Aside from Fisher Stevens, everyone knows that Jeremy Piven's play-quitting sushi defense is bogus (but delicious!). However, E! is now alleging that Piven never actually quit—he was fired.
That's according to E!'s Ted Casablanca...wait! Don't click away! A productive intern has made the usually incomprehensible gossip guru semi-intelligible—just look:
"He was fired," says an integral player in the David Mamet play, about the banal evils of Hollywood. Yep, according to our pivotal insider, J.P. got booted for diva-like behavior. Like what? Like showing up two minutes before showtime, being a general d-bag toward the cast and crew and sending his understudy on if he didn't like the size of the audience.
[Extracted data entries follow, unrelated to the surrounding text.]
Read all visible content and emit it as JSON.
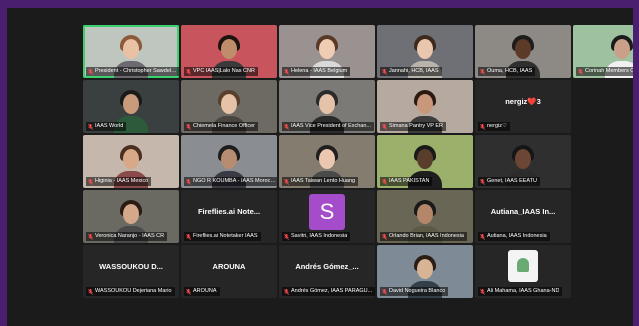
{
  "participants": [
    {
      "name": "President - Christopher Sawdel B...",
      "display": "",
      "talking": true,
      "bg": "#bfc6c0",
      "skin": "#e9c2a4",
      "hair": "#8a5a3a",
      "shirt": "#6a6a70",
      "icon": "mic-muted-icon"
    },
    {
      "name": "VPC IAAS|Lalo Nas CNR",
      "display": "",
      "talking": false,
      "bg": "#c8555e",
      "skin": "#c08d6a",
      "hair": "#1d1410",
      "shirt": "#3a3a3a",
      "icon": "mic-muted-icon"
    },
    {
      "name": "Helena - IAAS Belgium",
      "display": "",
      "talking": false,
      "bg": "#9a9290",
      "skin": "#f0cdb2",
      "hair": "#5a3a26",
      "shirt": "#d9d9d9",
      "icon": "mic-muted-icon"
    },
    {
      "name": "Jannahi, HCB, IAAS",
      "display": "",
      "talking": false,
      "bg": "#6f7076",
      "skin": "#e9c6ae",
      "hair": "#3e2a1d",
      "shirt": "#b8b4ac",
      "icon": "mic-muted-icon"
    },
    {
      "name": "Ouma, HCB, IAAS",
      "display": "",
      "talking": false,
      "bg": "#8d8a86",
      "skin": "#5b3a27",
      "hair": "#1c1c1c",
      "shirt": "#2f2f2f",
      "icon": "mic-muted-icon"
    },
    {
      "name": "Corinah Members Officer",
      "display": "",
      "talking": false,
      "bg": "#9ec1a0",
      "skin": "#caa088",
      "hair": "#1b1b1b",
      "shirt": "#f0f0f0",
      "icon": "mic-muted-icon"
    },
    {
      "name": "IAAS World",
      "display": "",
      "talking": false,
      "bg": "#3a3f3f",
      "skin": "#c99b7a",
      "hair": "#1a1a1a",
      "shirt": "#2d5a3a",
      "icon": "mic-muted-icon"
    },
    {
      "name": "Chiemela Finance Officer",
      "display": "",
      "talking": false,
      "bg": "#6d6a64",
      "skin": "#e6c2a6",
      "hair": "#5a402c",
      "shirt": "#4a4540",
      "icon": "mic-muted-icon"
    },
    {
      "name": "IAAS Vice President of Exchan...",
      "display": "",
      "talking": false,
      "bg": "#7b7a76",
      "skin": "#e6c3a8",
      "hair": "#2b2b2b",
      "shirt": "#2c2c2c",
      "icon": "mic-muted-icon"
    },
    {
      "name": "Simana Pantry VP ER",
      "display": "",
      "talking": false,
      "bg": "#b6aaa0",
      "skin": "#c9987a",
      "hair": "#2a1a12",
      "shirt": "#3d3d3d",
      "icon": "mic-muted-icon"
    },
    {
      "name": "nergiz♡",
      "display": "nergiz❤️3",
      "talking": false,
      "bg": "#262626",
      "icon": "mic-muted-icon"
    },
    {
      "name": "",
      "display": "",
      "talking": false,
      "bg": "#1b1b1b",
      "empty": true
    },
    {
      "name": "Higinia - IAAS Mexico",
      "display": "",
      "talking": false,
      "bg": "#c6b7ac",
      "skin": "#d8a888",
      "hair": "#4a2e20",
      "shirt": "#8a4a4a",
      "icon": "mic-muted-icon"
    },
    {
      "name": "NGO R KOUMBA - IAAS Morocco",
      "display": "",
      "talking": false,
      "bg": "#8a8e92",
      "skin": "#b88c70",
      "hair": "#1d1d1d",
      "shirt": "#3a3a44",
      "icon": "mic-muted-icon"
    },
    {
      "name": "IAAS Taiwan Lento Huang",
      "display": "",
      "talking": false,
      "bg": "#857c70",
      "skin": "#eac7ae",
      "hair": "#1f1f1f",
      "shirt": "#4a4a4a",
      "icon": "mic-muted-icon"
    },
    {
      "name": "IAAS PAKISTAN",
      "display": "",
      "talking": false,
      "bg": "#9bb06a",
      "skin": "#5a3e2c",
      "hair": "#1a1a1a",
      "shirt": "#1e1e1e",
      "icon": "mic-muted-icon"
    },
    {
      "name": "Genet, IAAS EEATU",
      "display": "",
      "talking": false,
      "bg": "#2f2f2f",
      "skin": "#6b4634",
      "hair": "#151515",
      "shirt": "#2b2b2b",
      "icon": "mic-muted-icon"
    },
    {
      "name": "",
      "display": "",
      "talking": false,
      "bg": "#1b1b1b",
      "empty": true
    },
    {
      "name": "Veronica Naranjo - IAAS CR",
      "display": "",
      "talking": false,
      "bg": "#6a6a62",
      "skin": "#d4a88a",
      "hair": "#2b1b12",
      "shirt": "#4a4a4a",
      "icon": "mic-muted-icon"
    },
    {
      "name": "Fireflies.ai Notetaker IAAS",
      "display": "Fireflies.ai  Note...",
      "talking": false,
      "bg": "#262626",
      "icon": "mic-muted-icon"
    },
    {
      "name": "Savitri, IAAS Indonesia",
      "display": "",
      "talking": false,
      "bg": "#262626",
      "letter": "S",
      "letter_color": "#a44cc9",
      "icon": "mic-muted-icon"
    },
    {
      "name": "Orlando Brian, IAAS Indonesia",
      "display": "",
      "talking": false,
      "bg": "#6a6656",
      "skin": "#b5876a",
      "hair": "#1a1a1a",
      "shirt": "#5c5a44",
      "icon": "mic-muted-icon"
    },
    {
      "name": "Autiana, IAAS Indonesia",
      "display": "Autiana_IAAS In...",
      "talking": false,
      "bg": "#262626",
      "icon": "mic-muted-icon"
    },
    {
      "name": "",
      "display": "",
      "talking": false,
      "bg": "#1b1b1b",
      "empty": true
    },
    {
      "name": "WASSOUKOU Dejeriana Mario",
      "display": "WASSOUKOU  D...",
      "talking": false,
      "bg": "#262626",
      "icon": "mic-muted-icon"
    },
    {
      "name": "AROUNA",
      "display": "AROUNA",
      "talking": false,
      "bg": "#262626",
      "icon": "mic-muted-icon"
    },
    {
      "name": "Andrés Gómez, IAAS PARAGU...",
      "display": "Andrés  Gómez_...",
      "talking": false,
      "bg": "#262626",
      "icon": "mic-muted-icon"
    },
    {
      "name": "David Nogueira Blanco",
      "display": "",
      "talking": false,
      "bg": "#7e8a96",
      "skin": "#d8b496",
      "hair": "#2a1d14",
      "shirt": "#33404a",
      "icon": "mic-muted-icon"
    },
    {
      "name": "Ali Mahama, IAAS Ghana-ND",
      "display": "",
      "talking": false,
      "bg": "#262626",
      "logo": true,
      "icon": "mic-muted-icon"
    }
  ]
}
"He wanted out of his contract for about a month—he was trying to get out of it," says another major Plow player, claiming the Emmy-winner was "disappointed" doin' it live night after night. The mercury poisoning excuse was a way out to save face.
Since we would never impeach Casablanca's credentials and the stories of Piven misbehavior certainly sound true, we've got some advice for the producers of Speed-the-Plow: if you're planning on firing your most famous actor, maybe use the meantime to line up a backup actor with more star power than Norbert Leo Butz. You coulda had the guy from Wings! No, the other guy. No, not Shalhoub! No, not the Sideways one, either. Steven Weber!